# Activated carbon used in making Honey Oil Recipe



## MrGrulla (Dec 29, 2011)

An except from a Honey Oil recipe stated that after making a solution containing purified cannabis oil with ten times the volume of alcohol, to...

"Place an amount of granulated activated charcoal(Norit) equal to half the weight of the oil is added to the solution"
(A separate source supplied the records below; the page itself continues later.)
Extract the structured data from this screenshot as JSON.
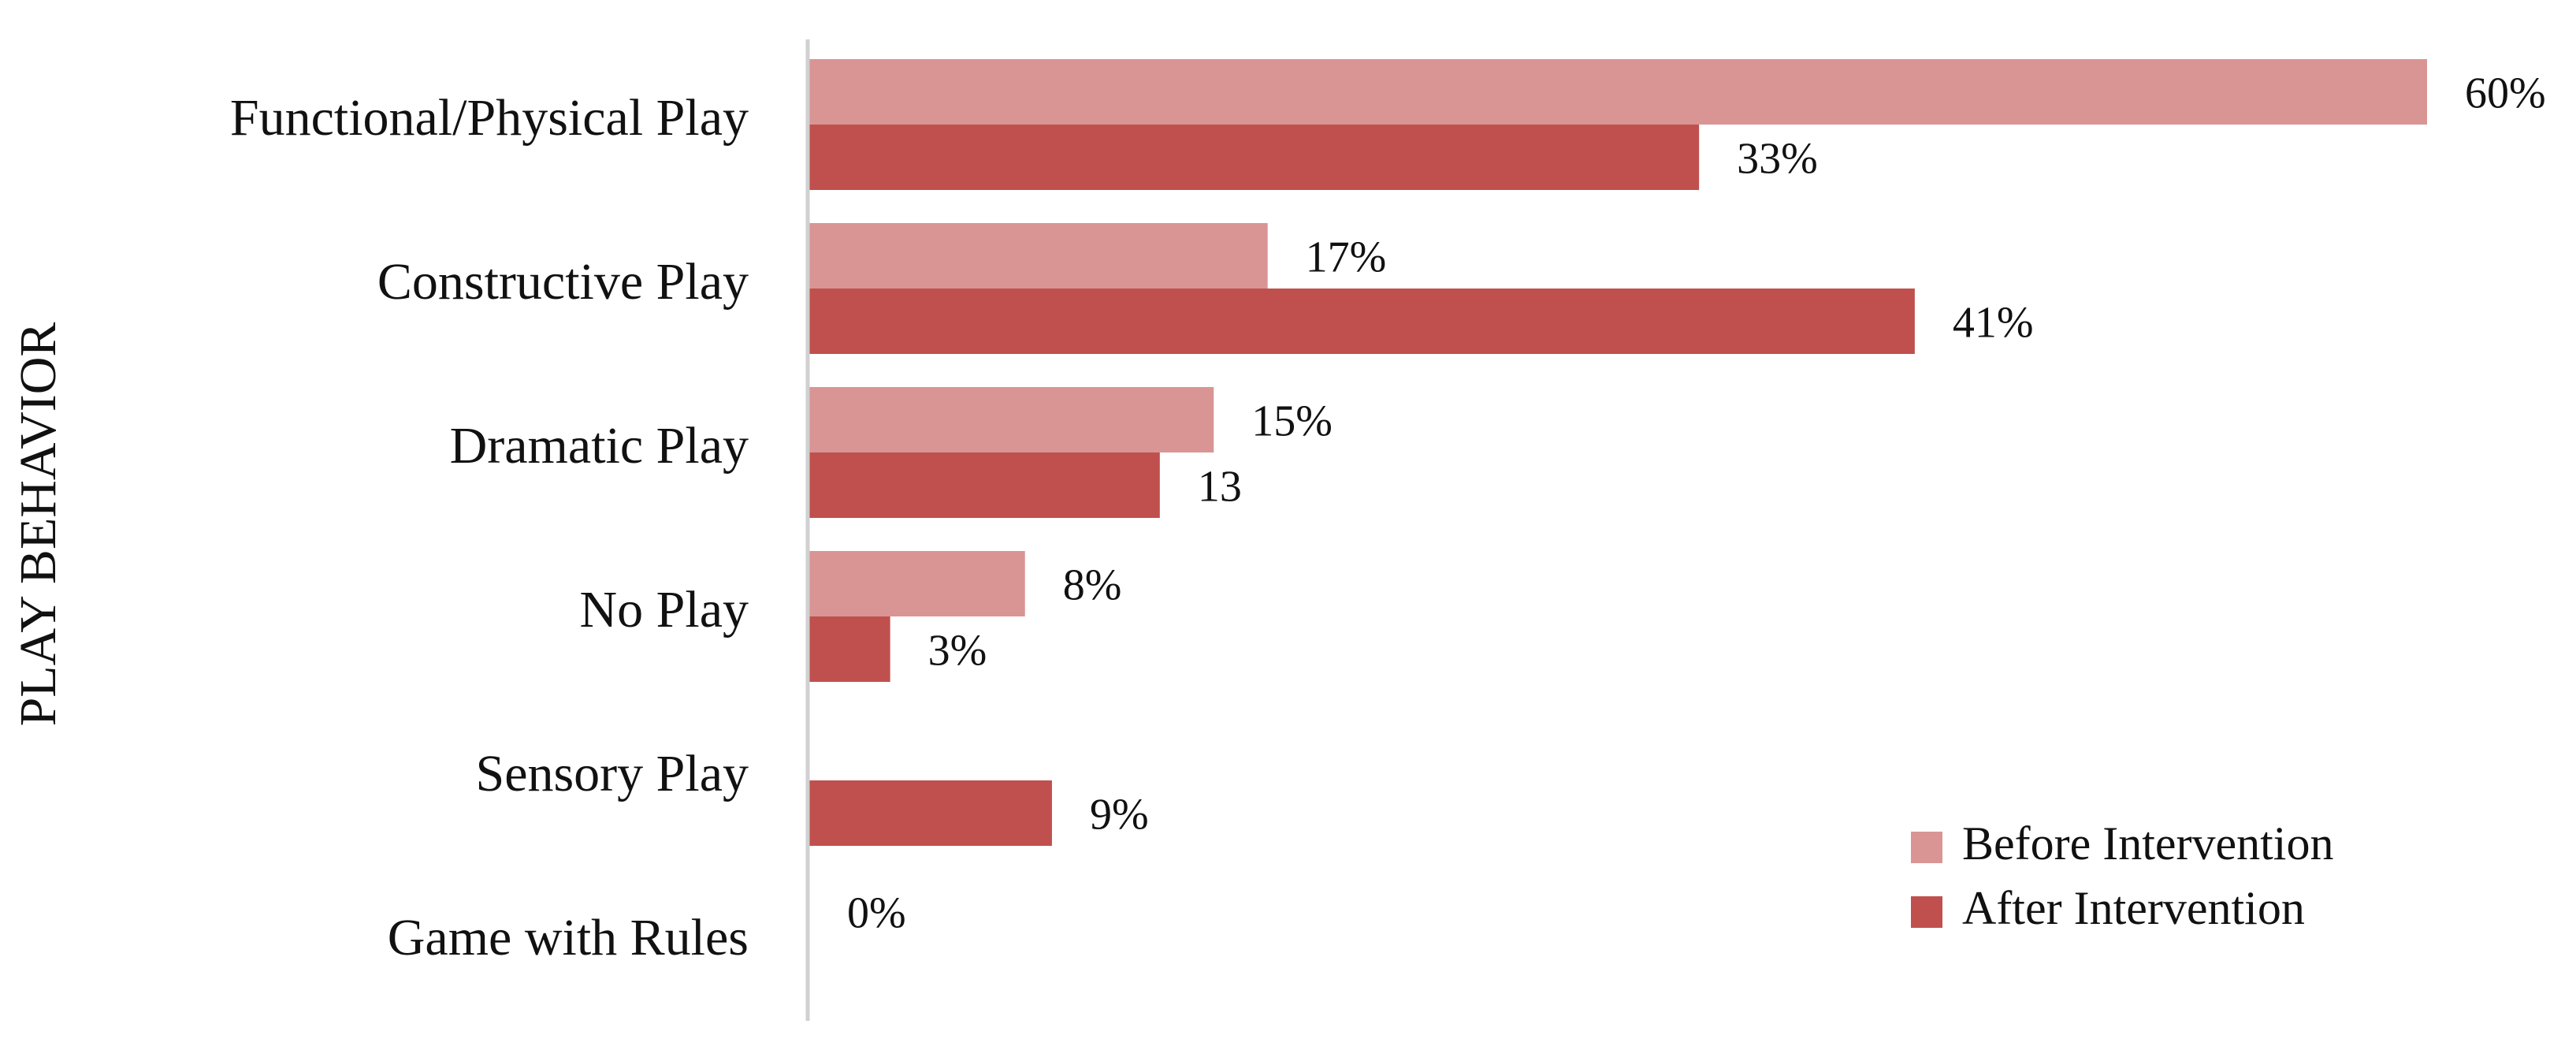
{
  "chart_data": {
    "type": "bar",
    "orientation": "horizontal",
    "ylabel": "PLAY BEHAVIOR",
    "xlabel": "",
    "xlim": [
      0,
      60
    ],
    "grid": false,
    "legend_position": "bottom-right",
    "categories": [
      "Functional/Physical Play",
      "Constructive Play",
      "Dramatic Play",
      "No Play",
      "Sensory Play",
      "Game with Rules"
    ],
    "series": [
      {
        "name": "Before Intervention",
        "color": "#d99594",
        "values": [
          60,
          17,
          15,
          8,
          0,
          0
        ],
        "labels": [
          "60%",
          "17%",
          "15%",
          "8%",
          "",
          "0%"
        ]
      },
      {
        "name": "After Intervention",
        "color": "#c0504d",
        "values": [
          33,
          41,
          13,
          3,
          9,
          0
        ],
        "labels": [
          "33%",
          "41%",
          "13",
          "3%",
          "9%",
          ""
        ]
      }
    ]
  }
}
and then drained and alcohol removed.

Question: Doesn't the activated carbon also remove some amount of the desired chemicals?  It seems to remove most everything else it comes in contact with.


----------



## Hushpuppy (Dec 31, 2011)

That is a good question since activated carbon removes most smells and contaminants which are larger molecules than the cannabinoids. I would assume that the removal of contaminants is the purpose of using carbon this way. It may be that the cannabinoids are small enough that they don't attach to the carbon and are then preserved in the solution. However, I am only speculating here(an educated guess) as I have little knowledge of this subject.


----------



## Graywolf (Jan 2, 2012)

MrGrulla said:
			
		

> An except from a Honey Oil recipe stated that after making a solution containing purified cannabis oil with ten times the volume of alcohol, to...
> 
> "Place an amount of granulated activated charcoal(Norit) equal to half the weight of the oil is added to the solution"
> 
> ...


 
Yes it does remove desirable constituets as well.


----------